The Harvard history professor believes Americans are naïve about the nature of rebellion and notes (rightly) that most end in carnage and tyranny. Comparing the upheavals in Libya, Egypt and elsewhere to our own revolution is a fool’s errand, in Ferguson’s view.
Ferguson writes:
“The people who made the American Revolution were, by 18th-century standards, exceptionally well-off and well-educated. People in Libya today are closer to the sans-culottes of the Paris back streets, the lumpenproletariat of the Petrograd slums, or the illiterate peasants who flocked to Mao’s standard. And that is why the likelihood of large-scale and protracted violence is so much greater in the Arab world today than it ever was in North America in the 1770s. Poor, ill-educated young men.
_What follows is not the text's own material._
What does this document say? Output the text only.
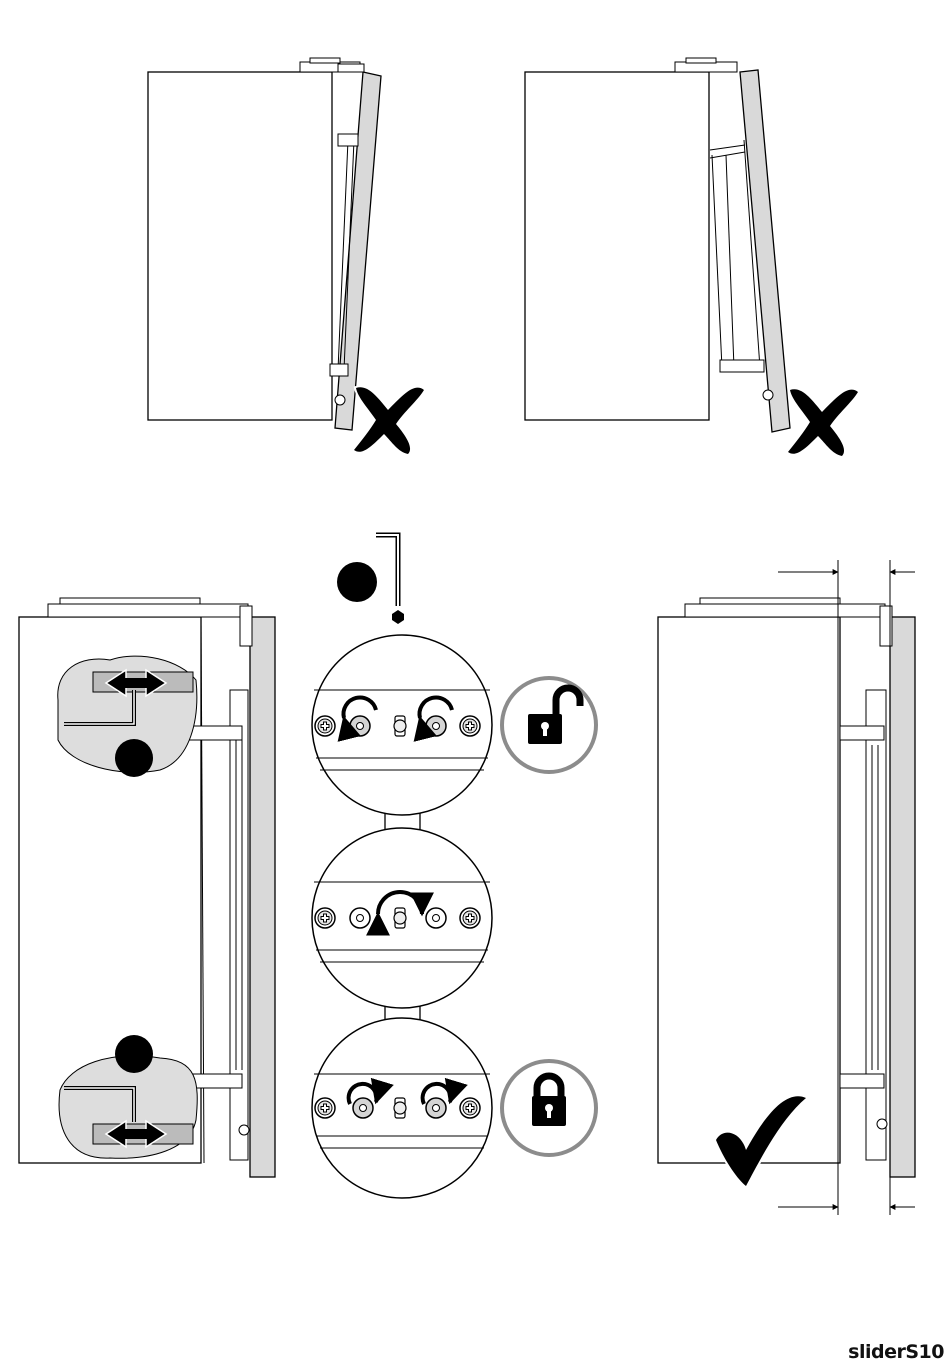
sliderS10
Around 40 million of them. […] The far more likely outcome—as in past revolutions—is that power will pass to the best organized, most radical, and most ruthless elements in the revolution, which in this case means Islamists like the Muslim Brotherhood.”Professor Ferguson’s points are worth mulling seriously. Yet, he sees only darkness where there remains the possibility of light. I am not as pessimistic as he. History does not repeat itself precisely. Ferguson underestimates Arab fatigue with autocracy (be it secular or theocratic) and overestimates the power of radicals. It’s a new day. Tellingly, he fails to mention that the most radicalized Islamist group of them all – Al Qaeda – has been totally sidelined in Tunisia, Egypt, Libya and elsewhere. That fact alone is a game-changing development. The question now is whether the Obama White House can fashion a coherent grand strategy to exploit this potential opening in Arabia. That will require fresh thinking, bold action and, with all due respect to Hillary Clinton, a new secretary of state.
Obama, with his focus on domestic affairs, and Clinton, with her evident inability to think strategically, can be fairly criticized (as Ferguson does) for allowing the remnants of Cold War orthodoxy drive foreign policymaking in the Middle East. The status quo – propping up autocratic regimes for the illusion of stability – is no longer tenable. If we’re wily enough, there remains an historic opportunity to soften the landing of the revolts. Ferguson’s darker scenarios are not inevitable. But it’s going to require Obama getting his best international chess game on. Now's the time to start earning that Nobel Peace Prize the world awarded you, Mr. President.